Le défaut majeur, qui est en même temps une facilité, est que la création d’un profil sur ORCID est gratuite et non contrôlée. N’importe qui peut donc créer un ou plusieurs profil(s). Une des causes est que certains éditeurs exigent de leurs auteurs un identifiant ORCID qui est lié à son adresse mail. Or cet auteur peut avoir plusieurs adresses mail et, par ailleurs, ces adresses changent quand il change de structure.
D’autre part, il n’y a aucune obligation d’indiquer les références de ses publications dans ORCID.
C’est ainsi qu’en 2020, 73,5% des profils ne donnaient aucune information sur des résultats de recherche alors qu’une des raisons de la création d’ORCID est de faciliter l’établissement de liens entre les chercheurs.
Par ailleurs, il n’y a pas de contrôle de la qualité des entrées et mettre à jour son profil pour un auteur prolifique est quelque peu fastidieux et prend un temps non négligeable même s’il existe des transferts automatiques depuis certaines autre plateformes.

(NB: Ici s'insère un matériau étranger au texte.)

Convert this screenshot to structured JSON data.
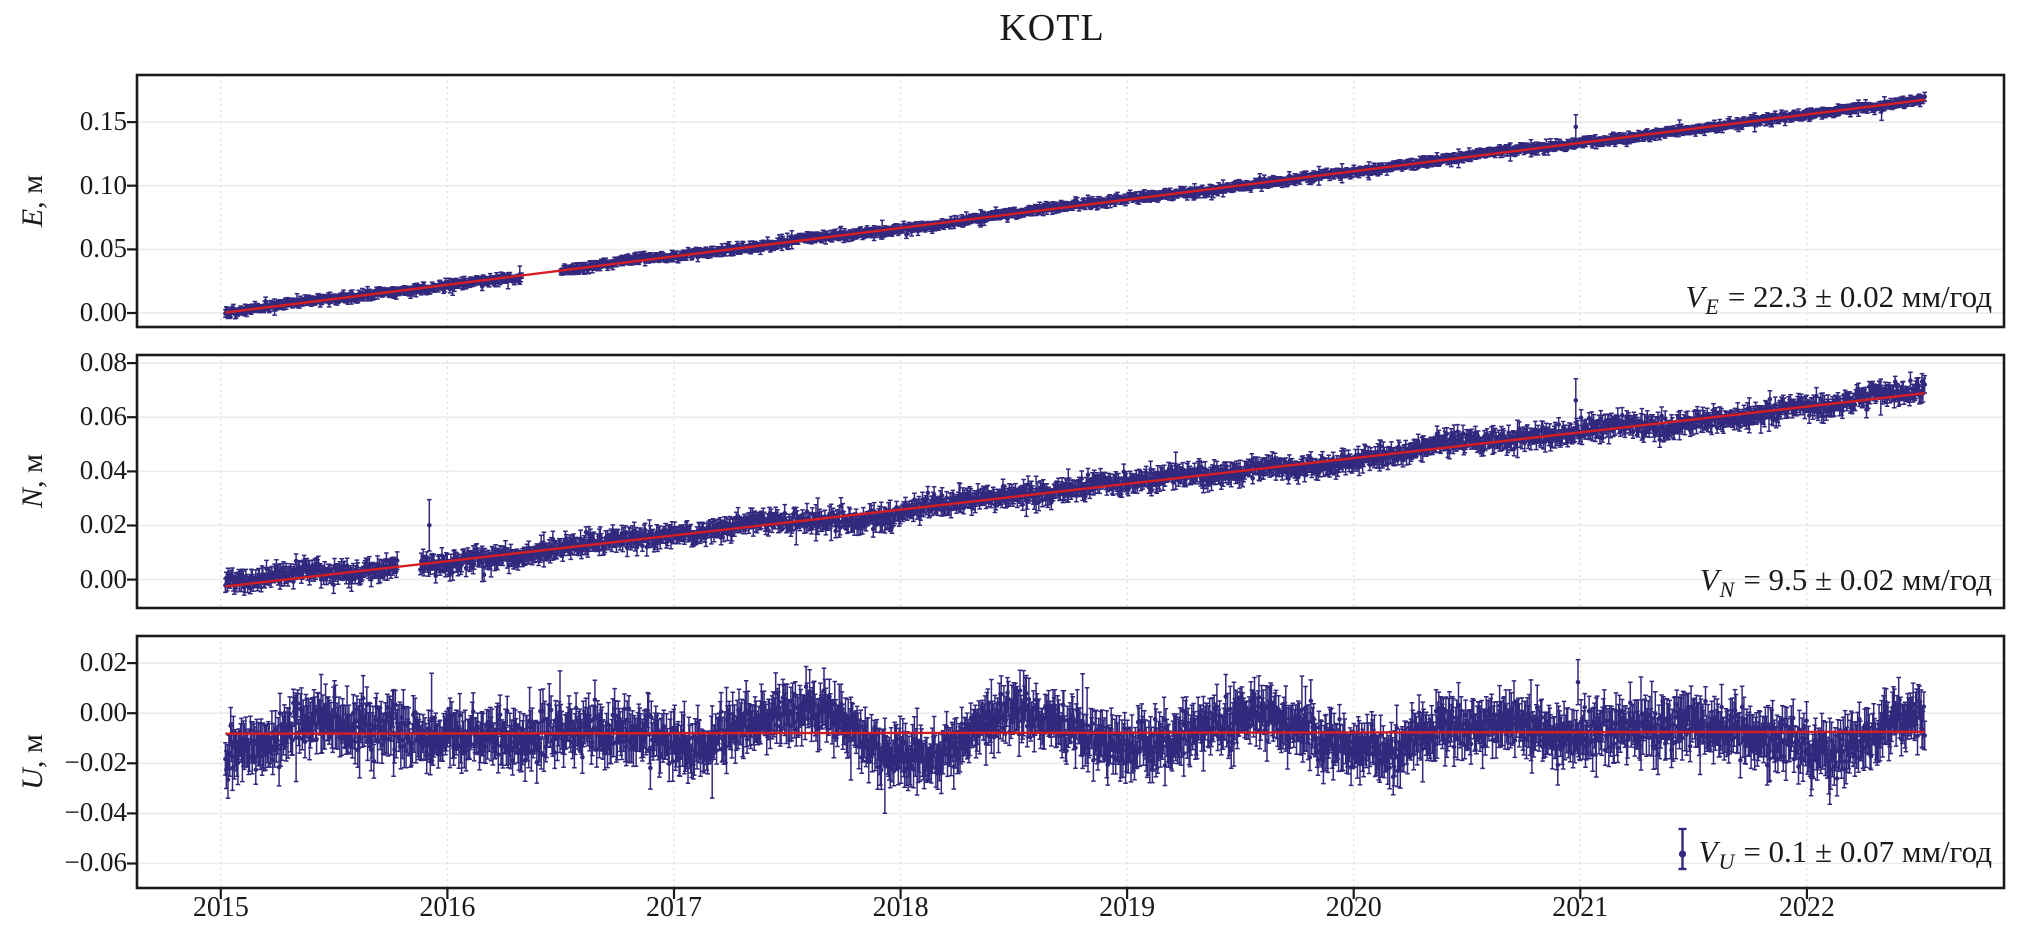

En dépit de ces défauts, dont on espère qu’ils seront atténués, ORCID reste aujourd’hui, semble-t-il, le meilleur ou un des meilleurs systèmes d’identification d’auteurs dans le monde (il est totalement ouvert, gratuit et international), alors qu’il en existe au moins une bonne dizaine d’autres
La promotion d’ORCID par l’ABES
C’est la raison pour laquelle le MERSI (Ministère de l’Enseignement Supérieur de la Recherche et de l’Innovation) a mandaté le consortium Couperin.org en tant qu’administrateur et l’ABES comme coordinateur du consortium ORCID France qui a été créé fin 2019 et qui compte aujourd’hui plus de 40 membres.
Cela permet de concevoir des services basés sur ORCID et d’échanger sur ce service.

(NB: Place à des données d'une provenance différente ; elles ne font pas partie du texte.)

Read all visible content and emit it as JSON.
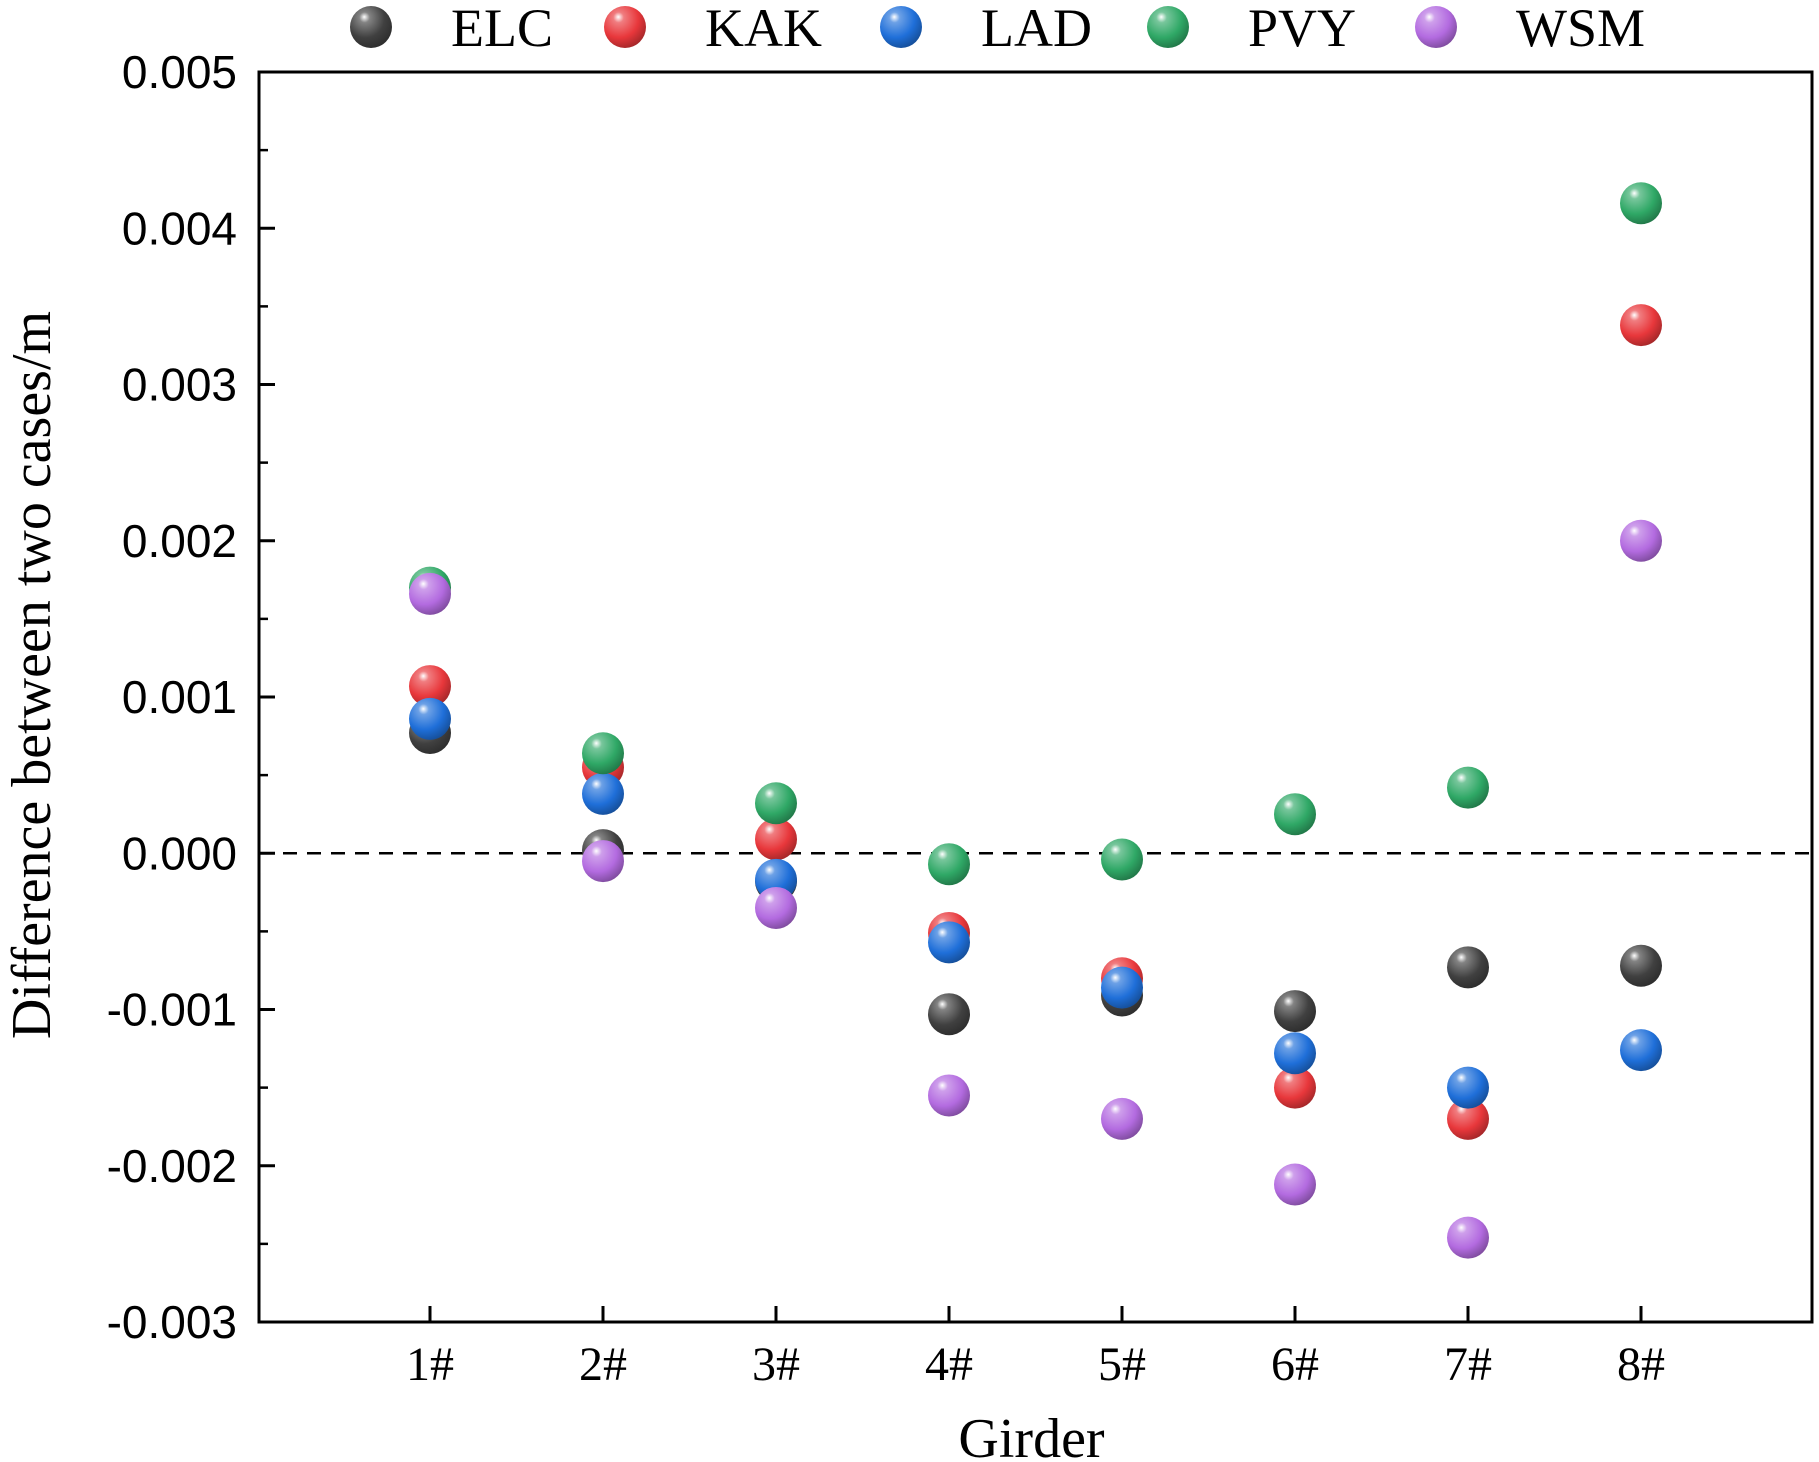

Si, avec l’identifiant ORCID, l’ABES entend promouvoir la visibilité internationale des chercheurs exerçant en France, elle reste garante des données d’autorité en s’appuyant sur IdRef (Identifiants et Référentiels pour l’Enseignement supérieur et la Recherche) qui est une application Web développée et maintenue par l’ABES (Agence Bibliographique de l’Enseignement Supérieur). Il faut noter que ce référentiel ne se limite pas aux chercheurs puisqu’y sont présents aussi des noms de collectivité, de famille, de marque, géographique, le titre normalisé d’une œuvre, etc. IdRef a vocation à être complète en ce qui concerne les chercheurs français, car un chercheur est supposé avoir soutenu une thèse et tous ceux qui ont soutenu une thèse sont automatiquement référencés dans IdRef.

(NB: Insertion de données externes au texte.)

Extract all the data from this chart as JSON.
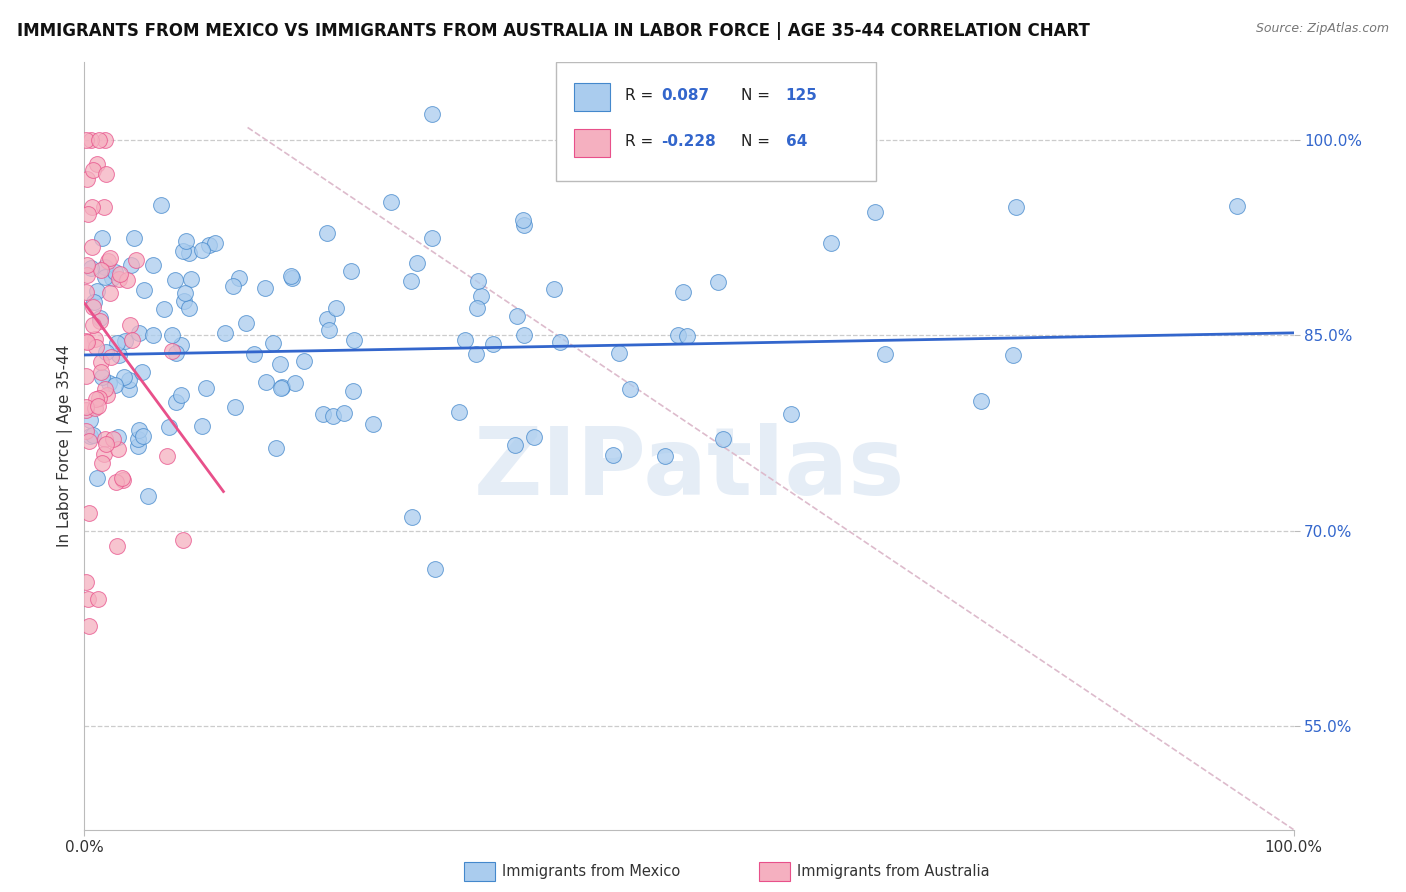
{
  "title": "IMMIGRANTS FROM MEXICO VS IMMIGRANTS FROM AUSTRALIA IN LABOR FORCE | AGE 35-44 CORRELATION CHART",
  "source": "Source: ZipAtlas.com",
  "ylabel": "In Labor Force | Age 35-44",
  "xlim": [
    0.0,
    1.0
  ],
  "ylim": [
    0.47,
    1.06
  ],
  "ytick_vals": [
    0.55,
    0.7,
    0.85,
    1.0
  ],
  "ytick_labels": [
    "55.0%",
    "70.0%",
    "85.0%",
    "100.0%"
  ],
  "xtick_vals": [
    0.0,
    1.0
  ],
  "xtick_labels": [
    "0.0%",
    "100.0%"
  ],
  "blue_line_color": "#3366cc",
  "pink_line_color": "#e8508a",
  "blue_scatter_color": "#aaccee",
  "pink_scatter_color": "#f5b0c0",
  "blue_scatter_edge": "#4488cc",
  "pink_scatter_edge": "#e8508a",
  "watermark": "ZIPatlas",
  "background_color": "#ffffff",
  "grid_color": "#cccccc",
  "title_fontsize": 12,
  "tick_color_y": "#3366cc",
  "tick_color_x": "#333333",
  "ref_line_color": "#ddbbcc",
  "legend_box_color": "#eeeeee",
  "r_blue": "0.087",
  "n_blue": "125",
  "r_pink": "-0.228",
  "n_pink": "64",
  "blue_line_x": [
    0.0,
    1.0
  ],
  "blue_line_y": [
    0.835,
    0.852
  ],
  "pink_line_x": [
    0.0,
    0.115
  ],
  "pink_line_y": [
    0.875,
    0.73
  ],
  "ref_line_x": [
    0.135,
    1.0
  ],
  "ref_line_y": [
    1.01,
    0.47
  ]
}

Comme nous l’avons évoqué plus haut, il existe de nombreux systèmes d’identification/gestion d’auteurs. Nous allons en présenter une série.
Les autres solutions pour l’identification des auteurs scientifiques
Pour les repérer, nous avons repris les présentations des différentes plateformes, soit sur leur propre site, soit sur Wikipédia.
Reprenons les définitions données par le site d’HAL lui-même. HAL a été développée en 2001 par le Centre pour la communication scientifique directe (CCSD) du CNRS, dédiée au dépôt et à la diffusion d’articles de chercheurs publiés et de thèses. Les chercheurs sont issus des établissements d’enseignement et de recherche français ou étrangers, des laboratoires publics ou privés. L’accès aux données est libre, mais pas nécessairement leur utilisation ou réutilisation (https://hal.archives-ouvertes.fr/).
« L’idHAL est un identifiant unique géré dans HAL. Il permet à un utilisateur authentifié, connu comme auteur dans HAL, de regrouper toutes ses publications, quelles que soient les différentes formes sous lesquelles son nom a pu être saisi (ex : Marie Dupont, M. Dupont, Marie Dupont-Martin, etc.) et d’en choisir une par défaut. L’idHAL regroupe les différentes formes auteur mais ne les fusionne pas ».
Par ailleurs les identifiants d’autres systèmes analogues et les URL correspondant sur les réseaux sociaux peuvent être associés à l’idHAL.
arXiv
arXiv est sans doute la plus ancienne plateforme d’archives ouvertes. Elle propose des prépublications électroniques d’articles scientifiques dans les domaines de la physique, des mathématiques, de l’informatique, de la biologie quantitative, de la finance quantitative, de la statistique, de l’ingénierie électrique et des systèmes, et de l’économie1 ; elle est accessible gratuitement (source : Wikipédia).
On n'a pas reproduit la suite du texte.